The Return of an Art-Pop Visionary
When an artist goes silent for seven years, there’s always a question mark hanging over their return. Will they pick up where they left off? Will they sound dated? Will the world still care?
With So Help Me God, Kelsey Lu doesn’t just answer these questions – they obliterate them entirely. This is a record that announces itself with purpose, maturity, and an uncompromising vision that feels genuinely rare in 2026.
The gap between 2019’s Blood and now wasn’t idle time. Lu spent those years composing for film and television – scoring the A24 drama Earth Mama and the Netflix documentary Daughters – while navigating a split from Columbia Records. That journey, both creatively and professionally, runs through every second of this new album.
A Break-Up Album With Existential Weight
Let’s be direct: So Help Me God is a break-up record. But not in the conventional sense. Yes, there are romantic endings here, but Lu is primarily breaking up with their past – with old creative constraints, with uncertainty, with the version of themselves that existed before they took control of their own narrative.
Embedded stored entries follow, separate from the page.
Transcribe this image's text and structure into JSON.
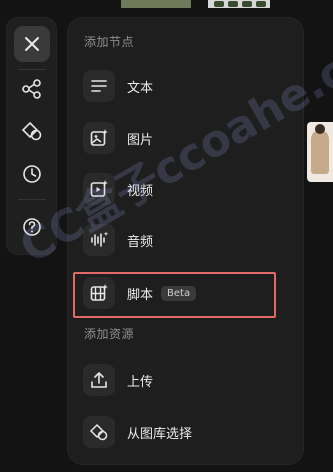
{
  "rail": {
    "close_icon": "close-icon",
    "items": [
      {
        "name": "nodes-icon"
      },
      {
        "name": "shapes-icon"
      },
      {
        "name": "history-icon"
      },
      {
        "name": "help-icon"
      }
    ]
  },
  "panel": {
    "section_nodes": "添加节点",
    "nodes": [
      {
        "label": "文本",
        "icon": "text-icon"
      },
      {
        "label": "图片",
        "icon": "image-icon"
      },
      {
        "label": "视频",
        "icon": "video-icon"
      },
      {
        "label": "音频",
        "icon": "audio-icon"
      },
      {
        "label": "脚本",
        "icon": "script-icon",
        "badge": "Beta"
      }
    ],
    "section_assets": "添加资源",
    "assets": [
      {
        "label": "上传",
        "icon": "upload-icon"
      },
      {
        "label": "从图库选择",
        "icon": "gallery-icon"
      }
    ]
  },
  "watermark": "CC盒子ccoahe.com",
  "colors": {
    "background": "#131313",
    "panel": "#1e1e1e",
    "highlight": "#e26a66"
  }
}
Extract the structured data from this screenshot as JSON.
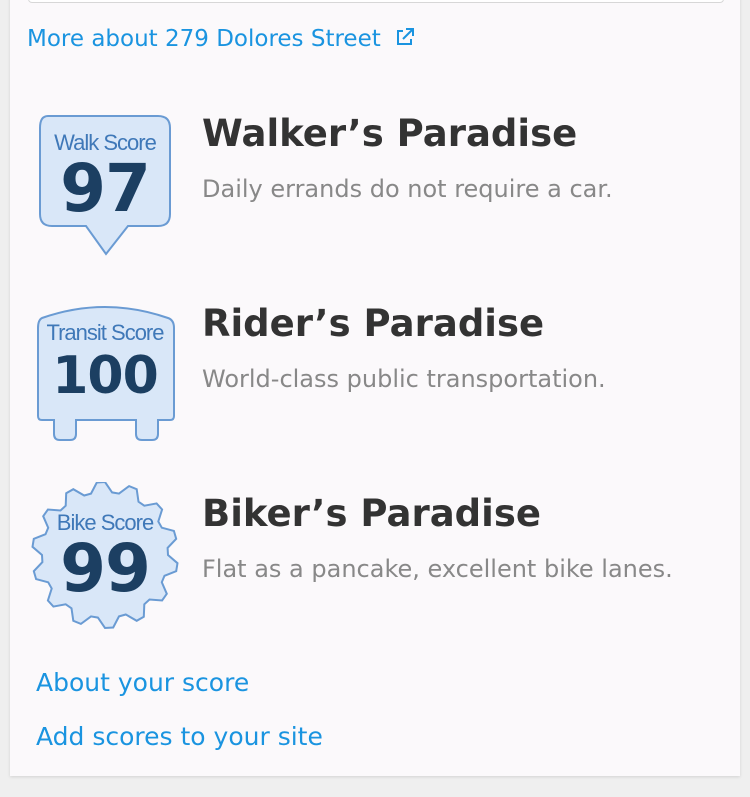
{
  "header": {
    "more_link": "More about 279 Dolores Street",
    "more_link_icon": "external-link-icon"
  },
  "scores": {
    "walk": {
      "badge_label": "Walk Score",
      "value": "97",
      "title": "Walker’s Paradise",
      "description": "Daily errands do not require a car.",
      "icon": "walk-score-badge-icon"
    },
    "transit": {
      "badge_label": "Transit Score",
      "value": "100",
      "title": "Rider’s Paradise",
      "description": "World-class public transportation.",
      "icon": "transit-score-badge-icon"
    },
    "bike": {
      "badge_label": "Bike Score",
      "value": "99",
      "title": "Biker’s Paradise",
      "description": "Flat as a pancake, excellent bike lanes.",
      "icon": "bike-score-badge-icon"
    }
  },
  "footer": {
    "about_link": "About your score",
    "add_link": "Add scores to your site"
  },
  "colors": {
    "link": "#1a94e0",
    "badge_fill": "#d9e7f8",
    "badge_stroke": "#6a9bd3",
    "badge_number": "#1c3f62",
    "badge_label": "#3f78b8",
    "title": "#333333",
    "description": "#888888"
  }
}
The title itself functions as an inward prayer, a plea for clarity when everything else feels murky. Yet paradoxically, this album about confusion is perhaps Lu’s most decisive work to date. The songs possess an immediacy that recalls live performance, with Lu’s voice cutting through layers of instrumentation with renewed resonance.
Opening With Grandeur
The album announces itself through “Reaper,” a suite-like composition that feels deliberately ambitious. Featuring saxophonist Kamasi Washington and an unexpected writing credit from Kim Gordon, it’s a statement of intent. Lu addresses an ex with devastating clarity: “When I left you I threw all your bags away / I lit a match to watch it burn but the pain still stayed / I tried to cope with it by putting it on display / Thinking maybe if I did it’ll go away.”
This isn’t cathartic destruction. It’s reflective, jazz-inflected psychedelia that suggests healing is more complicated than simply burning bridges. That sophistication – treating emotional devastation as something worth exploring rather than just processing – sets the tone for everything that follows.
Sonic Diversity and Thematic Cohesion
“Comfort” continues this jazz-soul lineage reminiscent of 1960s soul music, but the disquiet never quite lifts. Lu isn’t offering easy solace here; the prevailing motifs are emptiness and privation. Yet there’s also an outward gaze, particularly on “American Sonnet,” where Lu adapts the late Wanda Coleman’s poem “American Sonnet 18” into an atmospheric piano piece exploring urban survival. It’s the kind of literary ambition that distinguishes genuine artists from those simply following trends.
The album doesn’t abandon pop sensibilities entirely. Working alongside Jack Antonoff and others, Lu crafts songs like “What Can I Do” – delicate acoustic guitar work – and “Running To Pain,” a synth-driven anthem that harks back to the more energetic moments of Blood. This is where Lu explores confronting fear head-on, and the production matches that urgency.
The collaboration with longtime cohort Sampha on “Better Than Better Than That” stands as a highlight – an avant-garde duet that questions a directionless existence. These aren’t songs designed for passive listening; they demand engagement.
Closing Statement
“Cutting Off The Head Of A Ghost” bookends the record with wry post-punk fatalism. Here, Lu finally untangles themselves from toxic situations, acquiring hard-won self-knowledge and acceptance: “Knew you wouldn’t last once I met you / So I had to let you go.” It’s a statement of finality that feels earned, not forced.
Independence as Art
What’s most striking about So Help Me God is what it represents beyond the music itself. Lu’s departure from a major label and subsequent work across film, television, and independent releases has clearly crystallized their artistic vision. There’s no obligation to commercial radio formats, no pressure to appeal to the broadest possible audience. The result is music that feels genuinely authored rather than manufactured.
In a landscape where so many artists are chasing algorithmic approval, Lu is making the kind of uncompromising, emotionally intelligent music that reminds us why artistry matters. So Help Me God doesn’t just mark a return – it signals a full reclamation of creative agency.
This is a record worth your time, particularly if you’ve been sleeping on Kelsey Lu’s catalogue. Seven years was worth the wait.